On a roll, we hit Mayakoba on airplane mode entirely. Distraction’s key to digital-free! A complimentary eco boat tour, albeit at the hottest time of day, had us focused on the sights of turtles, crocodiles, and colorful birds sans WiFi-induced thoughts. As did the boutiques and galleries on community square, El Pueblito. It was only when we had downtime that mini-Xtina popped up like a devil on my shoulder whispering “Play my Stripped album” repeatedly. Oh the torment! One final evening to get through. I can do this.
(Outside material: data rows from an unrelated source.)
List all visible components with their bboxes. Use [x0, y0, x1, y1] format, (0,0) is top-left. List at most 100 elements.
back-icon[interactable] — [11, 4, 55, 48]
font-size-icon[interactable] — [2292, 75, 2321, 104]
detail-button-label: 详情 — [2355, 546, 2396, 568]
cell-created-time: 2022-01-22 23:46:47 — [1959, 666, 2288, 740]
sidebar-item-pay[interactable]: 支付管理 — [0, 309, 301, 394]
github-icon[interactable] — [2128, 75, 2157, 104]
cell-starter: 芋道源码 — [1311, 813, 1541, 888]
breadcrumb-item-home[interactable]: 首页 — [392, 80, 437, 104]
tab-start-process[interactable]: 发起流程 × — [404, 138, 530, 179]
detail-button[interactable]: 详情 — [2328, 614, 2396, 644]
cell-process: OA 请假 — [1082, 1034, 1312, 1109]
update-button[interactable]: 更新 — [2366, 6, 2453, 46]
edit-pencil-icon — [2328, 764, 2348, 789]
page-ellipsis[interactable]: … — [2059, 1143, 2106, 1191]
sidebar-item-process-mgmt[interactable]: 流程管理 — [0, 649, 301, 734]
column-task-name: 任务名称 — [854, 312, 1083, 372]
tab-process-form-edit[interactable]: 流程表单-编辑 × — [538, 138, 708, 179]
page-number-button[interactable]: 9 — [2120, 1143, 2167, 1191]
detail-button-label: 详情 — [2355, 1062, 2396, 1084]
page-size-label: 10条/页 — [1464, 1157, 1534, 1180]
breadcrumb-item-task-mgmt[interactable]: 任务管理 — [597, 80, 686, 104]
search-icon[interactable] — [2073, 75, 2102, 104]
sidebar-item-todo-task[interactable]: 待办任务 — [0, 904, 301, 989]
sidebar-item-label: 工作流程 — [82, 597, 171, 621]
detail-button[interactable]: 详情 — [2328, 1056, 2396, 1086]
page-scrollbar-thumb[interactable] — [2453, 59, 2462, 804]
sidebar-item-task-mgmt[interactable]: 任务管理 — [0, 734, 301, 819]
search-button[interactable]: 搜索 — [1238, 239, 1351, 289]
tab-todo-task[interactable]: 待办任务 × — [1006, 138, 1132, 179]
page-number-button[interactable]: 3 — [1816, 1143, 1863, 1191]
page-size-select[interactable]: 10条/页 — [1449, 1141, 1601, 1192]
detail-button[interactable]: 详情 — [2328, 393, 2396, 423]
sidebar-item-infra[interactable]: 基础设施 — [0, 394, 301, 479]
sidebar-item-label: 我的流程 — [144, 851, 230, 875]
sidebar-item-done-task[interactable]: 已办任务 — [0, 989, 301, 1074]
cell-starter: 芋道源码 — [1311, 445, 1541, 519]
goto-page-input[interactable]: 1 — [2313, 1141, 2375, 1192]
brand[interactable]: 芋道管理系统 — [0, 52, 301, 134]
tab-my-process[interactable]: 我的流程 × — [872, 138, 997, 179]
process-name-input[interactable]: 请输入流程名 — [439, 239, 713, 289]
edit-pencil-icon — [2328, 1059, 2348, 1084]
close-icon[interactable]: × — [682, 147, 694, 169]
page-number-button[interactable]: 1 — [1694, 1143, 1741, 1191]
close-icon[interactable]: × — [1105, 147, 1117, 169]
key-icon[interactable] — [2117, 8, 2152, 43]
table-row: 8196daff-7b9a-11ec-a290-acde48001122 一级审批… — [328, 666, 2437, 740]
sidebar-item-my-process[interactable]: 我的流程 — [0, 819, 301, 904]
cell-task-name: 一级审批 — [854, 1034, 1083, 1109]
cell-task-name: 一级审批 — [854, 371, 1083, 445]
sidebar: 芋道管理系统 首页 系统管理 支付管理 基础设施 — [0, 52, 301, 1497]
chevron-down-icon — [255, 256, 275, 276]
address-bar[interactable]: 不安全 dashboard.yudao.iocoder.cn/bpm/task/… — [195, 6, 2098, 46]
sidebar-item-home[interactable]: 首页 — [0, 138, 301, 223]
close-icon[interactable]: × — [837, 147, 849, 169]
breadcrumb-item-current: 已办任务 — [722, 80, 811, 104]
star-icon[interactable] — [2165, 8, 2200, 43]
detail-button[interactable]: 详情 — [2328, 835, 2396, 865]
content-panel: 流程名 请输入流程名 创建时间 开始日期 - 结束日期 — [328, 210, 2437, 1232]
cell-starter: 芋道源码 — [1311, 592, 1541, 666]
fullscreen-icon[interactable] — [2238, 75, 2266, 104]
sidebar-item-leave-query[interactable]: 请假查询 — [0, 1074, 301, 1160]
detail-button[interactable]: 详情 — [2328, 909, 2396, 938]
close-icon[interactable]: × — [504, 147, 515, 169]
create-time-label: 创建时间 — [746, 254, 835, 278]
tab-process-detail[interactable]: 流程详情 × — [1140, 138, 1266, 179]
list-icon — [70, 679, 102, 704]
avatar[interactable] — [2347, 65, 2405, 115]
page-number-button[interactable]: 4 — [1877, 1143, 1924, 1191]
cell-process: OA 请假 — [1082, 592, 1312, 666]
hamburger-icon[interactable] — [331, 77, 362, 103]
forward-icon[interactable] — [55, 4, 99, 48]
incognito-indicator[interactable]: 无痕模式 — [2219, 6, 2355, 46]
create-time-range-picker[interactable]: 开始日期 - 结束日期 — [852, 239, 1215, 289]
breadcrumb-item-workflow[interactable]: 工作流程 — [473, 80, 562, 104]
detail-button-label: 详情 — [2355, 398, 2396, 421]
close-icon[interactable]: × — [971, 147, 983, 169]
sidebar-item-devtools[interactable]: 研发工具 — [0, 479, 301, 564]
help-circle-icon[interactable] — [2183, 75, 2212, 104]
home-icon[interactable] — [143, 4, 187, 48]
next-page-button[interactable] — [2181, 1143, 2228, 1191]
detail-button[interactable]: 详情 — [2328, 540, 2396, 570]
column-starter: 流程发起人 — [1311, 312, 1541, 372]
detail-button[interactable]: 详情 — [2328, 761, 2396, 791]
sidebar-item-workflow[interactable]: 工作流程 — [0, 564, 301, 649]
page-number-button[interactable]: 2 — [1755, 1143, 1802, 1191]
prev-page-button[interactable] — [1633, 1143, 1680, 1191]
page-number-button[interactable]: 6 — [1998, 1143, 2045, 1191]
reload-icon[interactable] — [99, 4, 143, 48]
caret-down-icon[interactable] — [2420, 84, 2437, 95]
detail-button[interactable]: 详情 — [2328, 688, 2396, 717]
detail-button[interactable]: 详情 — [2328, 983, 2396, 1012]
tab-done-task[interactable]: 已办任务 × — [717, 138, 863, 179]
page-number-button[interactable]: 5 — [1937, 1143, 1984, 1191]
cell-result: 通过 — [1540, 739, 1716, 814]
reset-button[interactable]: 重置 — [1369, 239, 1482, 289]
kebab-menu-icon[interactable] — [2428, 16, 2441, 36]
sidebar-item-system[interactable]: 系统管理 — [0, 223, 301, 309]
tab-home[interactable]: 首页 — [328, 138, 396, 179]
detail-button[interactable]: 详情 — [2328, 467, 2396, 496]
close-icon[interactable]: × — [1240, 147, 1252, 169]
Wining and dining at Cello, their spectacular on-site Italian spot, provided ample time to converse and reflect. “Three days digital-sober,” we saluted, before I slipped, “Let’s treat ourselves to a movie night!” Gasp. Choke on tiramisu. Retraction. “No, never mind, we can’t.” Moments later, we retired to the villa and noticed the turn-town team had left a surprise parting gift of wine and chocolate-dipped strawberries. Gasp. Screw detox and reschedule my gastric band appointment for Monday. Let’s treat ourselves. And so we did, and it was magnificent. Like the bearded woman in The Greatest Showman, this is me, necking another dessert as I hit the remote and felt the sizzle of LED light on my face. No regrets.

Chase Dorsett

Day Four: The Take-Away

As we exited Banyan’s lobby, I rounded up what I’d learned. One, that 50% of my online searches (“What’s Doja Cat’s real name?”) are useless to me in the real world and I really ought to spend that time taking in the real world. Two, hubby is a fantastic photographer and I’m considering selling him on Flytographer. And three, tech isn’t a one-rule-fits-all. There are aspects that are vital in modern daily life, such as for work or keeping in touch with loved ones. And then there are aspects that should be consumed responsibly. We shouldn’t deny its pleasures, but rather than allow it to rob us of precious time, harness it as an enhancement. This digital detox taught us to set boundaries, prioritize each other and Bayan Tree’s breathtaking setting, and if the mood calls for a touch of entertainment, to ask simply ourselves this: What would Alexa do?